New Delhi: The Central Electricity Authority (CEA) will ask Vedanta Resources Plc-controlled Bharat Aluminium Co. Ltd (Balco) to submit a report on the chimney collapse at its project in Korba, Chhattisgarh.
The accident on Wednesday has so far claimed 18 lives, according to a Balco statement.
Chinese power generation equipment maker Shandong Electric Power Construction Corp. (Sepco) was awarded the engineering, procurement and construction contract for the 1,200MW power project. Sepco had, in turn, outsourced the chimney construction work to New Delhi-based Gannon Dunkerley and Co. Ltd.
“This is a private sector project and we will ask for a report from Balco,” said Rakesh Nath, chairman, CEA, India’s apex power sector planning body.
Balco’s chief executive Gunjan Gupta blamed heavy rains and lightning at Korba but said in the statement that the specific reasons for this incident would be known only after an inquiry.
It was unclear if any of those missing were still alive after the Wednesday accident. Rescuers are using cranes and saws to clear the mound of rubble consisting of big chunks of concrete slabs and twisted steel, said Vishwa Ranjan, director general of police in Chhattisgarh.
The CEA decision on Thursday follows a judicial inquiry ordered by Chhattisgarh chief minister Raman Singh, who has also asked for filing a first information report with the police against the Balco management.
Questions emailed to billionaire Anil Agarwal’s Vedanta Resources, Sepco and Gannon Dunkerley on Thursday remained unanswered.

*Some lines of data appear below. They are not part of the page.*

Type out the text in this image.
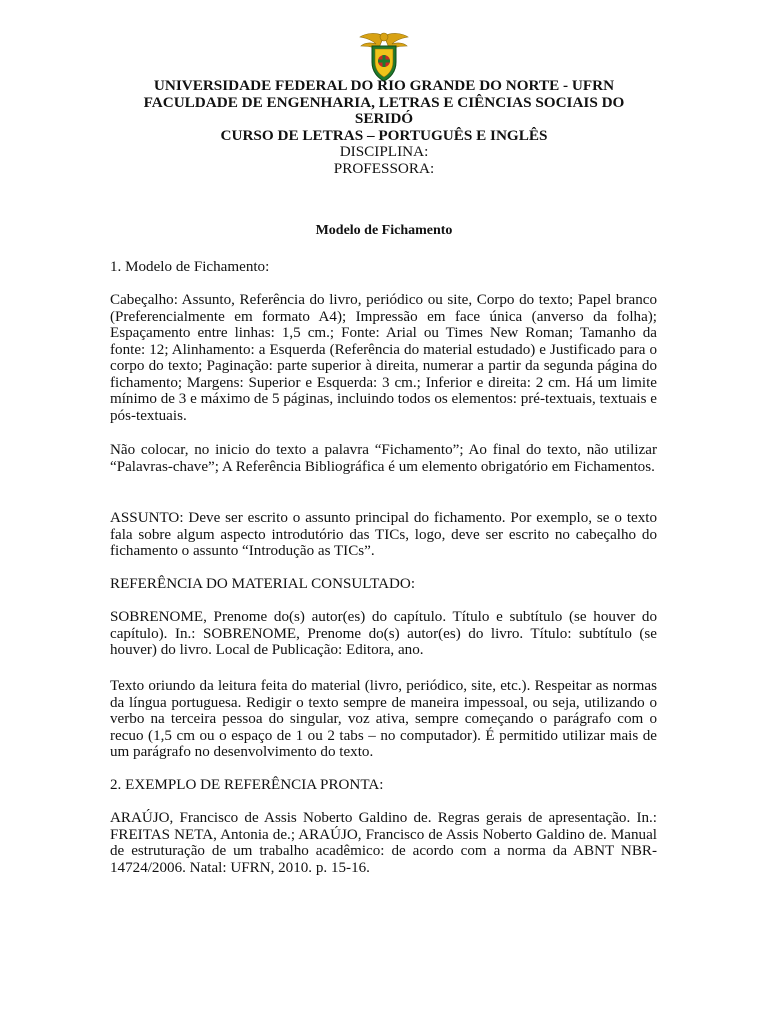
UNIVERSIDADE FEDERAL DO RIO GRANDE DO NORTE - UFRN
FACULDADE DE ENGENHARIA, LETRAS E CIÊNCIAS SOCIAIS DO
SERIDÓ
CURSO DE LETRAS – PORTUGUÊS E INGLÊS
DISCIPLINA:
PROFESSORA:
Modelo de Fichamento

1. Modelo de Fichamento:

Cabeçalho: Assunto, Referência do livro, periódico ou site, Corpo do texto; Papel branco (Preferencialmente em formato A4); Impressão em face única (anverso da folha); Espaçamento entre linhas: 1,5 cm.; Fonte: Arial ou Times New Roman; Tamanho da fonte: 12; Alinhamento: a Esquerda (Referência do material estudado) e Justificado para o corpo do texto; Paginação: parte superior à direita, numerar a partir da segunda página do fichamento; Margens: Superior e Esquerda: 3 cm.; Inferior e direita: 2 cm. Há um limite mínimo de 3 e máximo de 5 páginas, incluindo todos os elementos: pré-textuais, textuais e pós-textuais.

Não colocar, no inicio do texto a palavra “Fichamento”; Ao final do texto, não utilizar “Palavras-chave”; A Referência Bibliográfica é um elemento obrigatório em Fichamentos.

ASSUNTO: Deve ser escrito o assunto principal do fichamento. Por exemplo, se o texto fala sobre algum aspecto introdutório das TICs, logo, deve ser escrito no cabeçalho do fichamento o assunto “Introdução as TICs”.

REFERÊNCIA DO MATERIAL CONSULTADO:

SOBRENOME, Prenome do(s) autor(es) do capítulo. Título e subtítulo (se houver do capítulo). In.: SOBRENOME, Prenome do(s) autor(es) do livro. Título: subtítulo (se houver) do livro. Local de Publicação: Editora, ano.

Texto oriundo da leitura feita do material (livro, periódico, site, etc.). Respeitar as normas da língua portuguesa. Redigir o texto sempre de maneira impessoal, ou seja, utilizando o verbo na terceira pessoa do singular, voz ativa, sempre começando o parágrafo com o recuo (1,5 cm ou o espaço de 1 ou 2 tabs – no computador). É permitido utilizar mais de um parágrafo no desenvolvimento do texto.

2. EXEMPLO DE REFERÊNCIA PRONTA:

ARAÚJO, Francisco de Assis Noberto Galdino de. Regras gerais de apresentação. In.: FREITAS NETA, Antonia de.; ARAÚJO, Francisco de Assis Noberto Galdino de. Manual de estruturação de um trabalho acadêmico: de acordo com a norma da ABNT NBR-14724/2006. Natal: UFRN, 2010. p. 15-16.
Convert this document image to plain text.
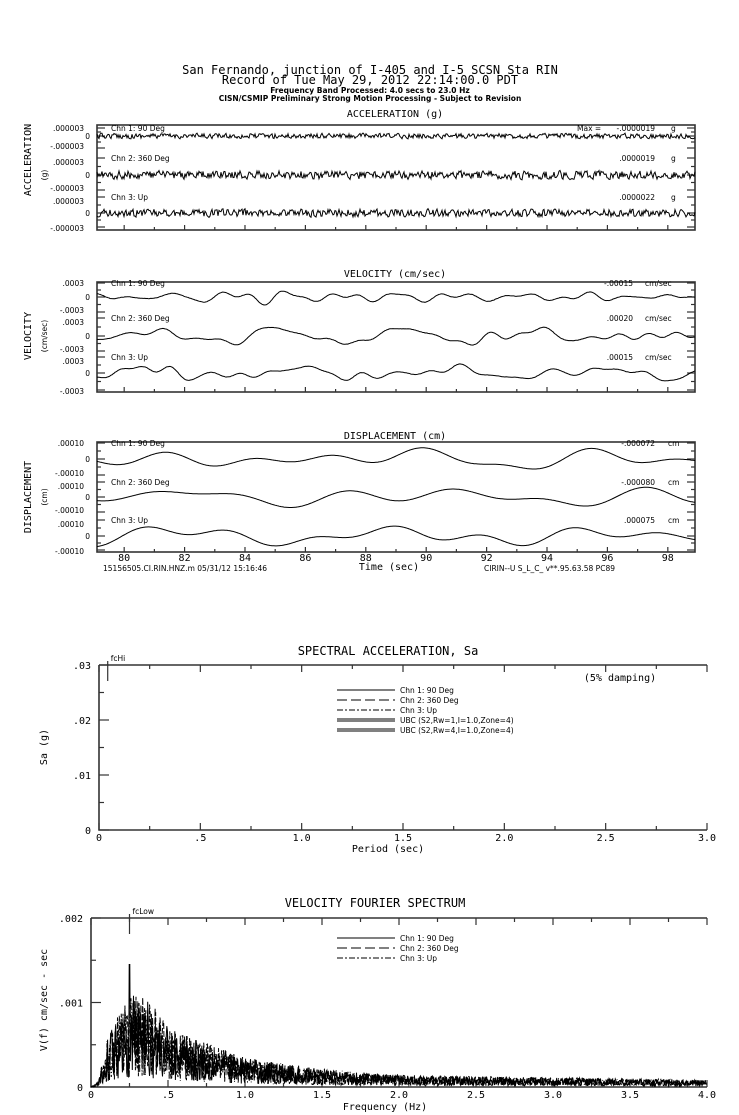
San Fernando, junction of I-405 and I-5 SCSN Sta RIN
Record of Tue May 29, 2012 22:14:00.0 PDT
Frequency Band Processed: 4.0 secs to 23.0 Hz
CISN/CSMIP Preliminary Strong Motion Processing - Subject to Revision
ACCELERATION (g)
VELOCITY (cm/sec)
DISPLACEMENT (cm)
ACCELERATION (g)
VELOCITY (cm/sec)
DISPLACEMENT (cm)
.000003
0
-.000003
Chn 1: 90 Deg	Max = -.0000019 g
.000003
0
-.000003
Chn 2: 360 Deg	.0000019 g
.000003
0
-.000003
Chn 3: Up	.0000022 g
.0003
0
-.0003
Chn 1: 90 Deg	-.00015 cm/sec
.0003
0
-.0003
Chn 2: 360 Deg	.00020 cm/sec
.0003
0
-.0003
Chn 3: Up	.00015 cm/sec
.00010
0
-.00010
Chn 1: 90 Deg	-.000072 cm
.00010
0
-.00010
Chn 2: 360 Deg	-.000080 cm
.00010
0
-.00010
Chn 3: Up	.000075 cm
80	82	84	86	88	90	92	94	96	98
Time (sec)
15156505.CI.RIN.HNZ.m 05/31/12 15:16:46	CIRIN--U S_L_C_ v**.95.63.58 PC89
SPECTRAL ACCELERATION, Sa
Sa (g)
Period (sec)
(5% damping)
0	.5	1.0	1.5	2.0	2.5	3.0
0
.01
.02
.03
fcHi
Chn 1: 90 Deg
Chn 2: 360 Deg
Chn 3: Up
UBC (S2,Rw=1,I=1.0,Zone=4)
UBC (S2,Rw=4,I=1.0,Zone=4)
VELOCITY FOURIER SPECTRUM
V(f) cm/sec - sec
Frequency (Hz)
0	.5	1.0	1.5	2.0	2.5	3.0	3.5	4.0
0
.001
.002
fcLow
Chn 1: 90 Deg
Chn 2: 360 Deg
Chn 3: Up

Questions have been already asked about Chinese power generation equipment manufacturers in India. Mint reported on 16 October about a CEA audit of Chinese equipment, raising questions about the operation and maintenance of such equipment, the lack of a quality plan and the insufficient number of Chinese engineers at site locations.
Several Indian power project developers have placed orders with Chinese firms such as Dongfang Electric Corp. Ltd, Shanghai Electric Power Co. Ltd and Harbin Power Equipment Co. Ltd, on account of the inability of local manufacturers to meet growing demand for equipment in India.

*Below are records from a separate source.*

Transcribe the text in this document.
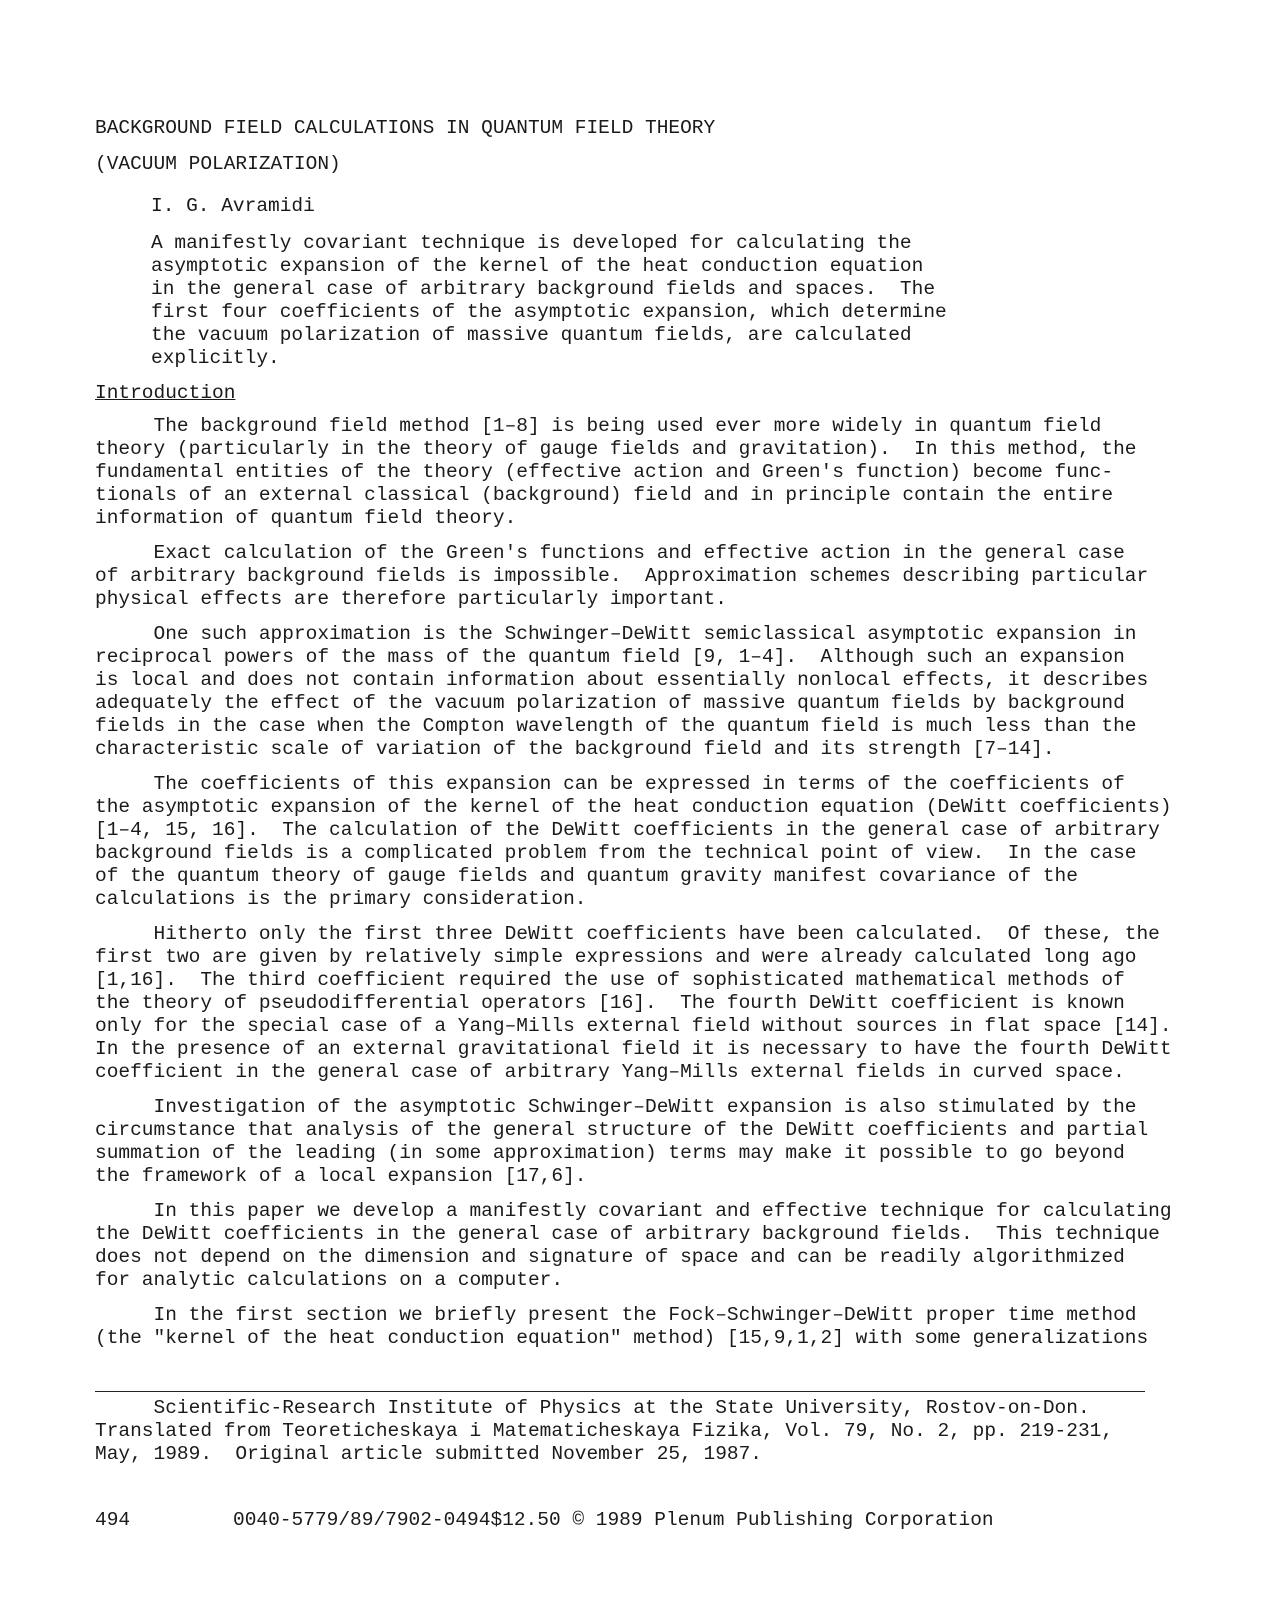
BACKGROUND FIELD CALCULATIONS IN QUANTUM FIELD THEORY
(VACUUM POLARIZATION)
I. G. Avramidi
A manifestly covariant technique is developed for calculating the
asymptotic expansion of the kernel of the heat conduction equation
in the general case of arbitrary background fields and spaces.  The
first four coefficients of the asymptotic expansion, which determine
the vacuum polarization of massive quantum fields, are calculated
explicitly.
Introduction
The background field method [1–8] is being used ever more widely in quantum field
theory (particularly in the theory of gauge fields and gravitation).  In this method, the
fundamental entities of the theory (effective action and Green's function) become func-
tionals of an external classical (background) field and in principle contain the entire
information of quantum field theory.
Exact calculation of the Green's functions and effective action in the general case
of arbitrary background fields is impossible.  Approximation schemes describing particular
physical effects are therefore particularly important.
One such approximation is the Schwinger–DeWitt semiclassical asymptotic expansion in
reciprocal powers of the mass of the quantum field [9, 1–4].  Although such an expansion
is local and does not contain information about essentially nonlocal effects, it describes
adequately the effect of the vacuum polarization of massive quantum fields by background
fields in the case when the Compton wavelength of the quantum field is much less than the
characteristic scale of variation of the background field and its strength [7–14].
The coefficients of this expansion can be expressed in terms of the coefficients of
the asymptotic expansion of the kernel of the heat conduction equation (DeWitt coefficients)
[1–4, 15, 16].  The calculation of the DeWitt coefficients in the general case of arbitrary
background fields is a complicated problem from the technical point of view.  In the case
of the quantum theory of gauge fields and quantum gravity manifest covariance of the
calculations is the primary consideration.
Hitherto only the first three DeWitt coefficients have been calculated.  Of these, the
first two are given by relatively simple expressions and were already calculated long ago
[1,16].  The third coefficient required the use of sophisticated mathematical methods of
the theory of pseudodifferential operators [16].  The fourth DeWitt coefficient is known
only for the special case of a Yang–Mills external field without sources in flat space [14].
In the presence of an external gravitational field it is necessary to have the fourth DeWitt
coefficient in the general case of arbitrary Yang–Mills external fields in curved space.
Investigation of the asymptotic Schwinger–DeWitt expansion is also stimulated by the
circumstance that analysis of the general structure of the DeWitt coefficients and partial
summation of the leading (in some approximation) terms may make it possible to go beyond
the framework of a local expansion [17,6].
In this paper we develop a manifestly covariant and effective technique for calculating
the DeWitt coefficients in the general case of arbitrary background fields.  This technique
does not depend on the dimension and signature of space and can be readily algorithmized
for analytic calculations on a computer.
In the first section we briefly present the Fock–Schwinger–DeWitt proper time method
(the "kernel of the heat conduction equation" method) [15,9,1,2] with some generalizations
Scientific-Research Institute of Physics at the State University, Rostov-on-Don.
Translated from Teoreticheskaya i Matematicheskaya Fizika, Vol. 79, No. 2, pp. 219-231,
May, 1989.  Original article submitted November 25, 1987.
494	0040-5779/89/7902-0494$12.50 © 1989 Plenum Publishing Corporation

The CEA survey was conducted at the behest of state-owned Bharat Heavy Electricals Ltd, which competes with Chinese firms.

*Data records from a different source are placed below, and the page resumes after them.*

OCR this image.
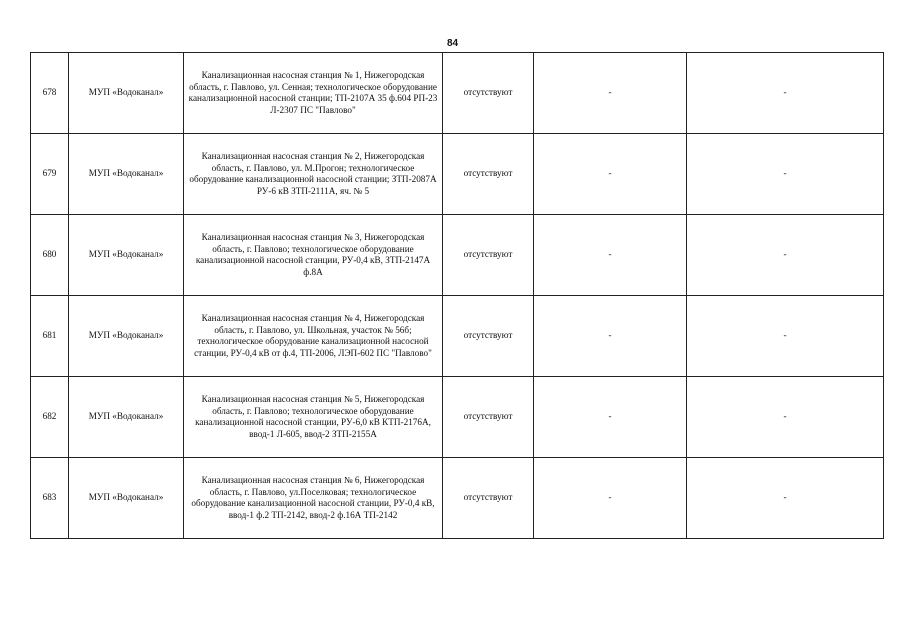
84
678	МУП «Водоканал»	Канализационная насосная станция № 1, Нижегородская область, г. Павлово, ул. Сенная; технологическое оборудование канализационной насосной станции; ТП-2107А 35 ф.604 РП-23 Л-2307 ПС "Павлово"	отсутствуют	-	-
679	МУП «Водоканал»	Канализационная насосная станция № 2, Нижегородская область, г. Павлово, ул. М.Прогон; технологическое оборудование канализационной насосной станции; ЗТП-2087А РУ-6 кВ ЗТП-2111А, яч. № 5	отсутствуют	-	-
680	МУП «Водоканал»	Канализационная насосная станция № 3, Нижегородская область, г. Павлово; технологическое оборудование канализационной насосной станции, РУ-0,4 кВ, ЗТП-2147А ф.8А	отсутствуют	-	-
681	МУП «Водоканал»	Канализационная насосная станция № 4, Нижегородская область, г. Павлово, ул. Школьная, участок № 56б; технологическое оборудование канализационной насосной станции, РУ-0,4 кВ от ф.4, ТП-2006, ЛЭП-602 ПС "Павлово"	отсутствуют	-	-
682	МУП «Водоканал»	Канализационная насосная станция № 5, Нижегородская область, г. Павлово; технологическое оборудование канализационной насосной станции, РУ-6,0 кВ КТП-2176А, ввод-1 Л-605, ввод-2 ЗТП-2155А	отсутствуют	-	-
683	МУП «Водоканал»	Канализационная насосная станция № 6, Нижегородская область, г. Павлово, ул.Поселковая; технологическое оборудование канализационной насосной станции, РУ-0,4 кВ, ввод-1 ф.2 ТП-2142, ввод-2 ф.16А ТП-2142	отсутствуют	-	-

Some power plants that have used Chinese equipment have run into trouble. For instance, a turbine supplied by Dongfang Electric for the West Bengal Power Development Corp. Ltd’s 300MW Sagardighi project failed.
However, analysts don’t agree with these concerns. “I do not see this development as a threat to Chinese equipment manufacturers. We rather need the Chinese till we ramp up domestic manufacturing capacities,” said Madanagopal R., an equity research analyst at Mumbai-based Centrum Broking Pvt. Ltd.
PTI and AP contributed to this story.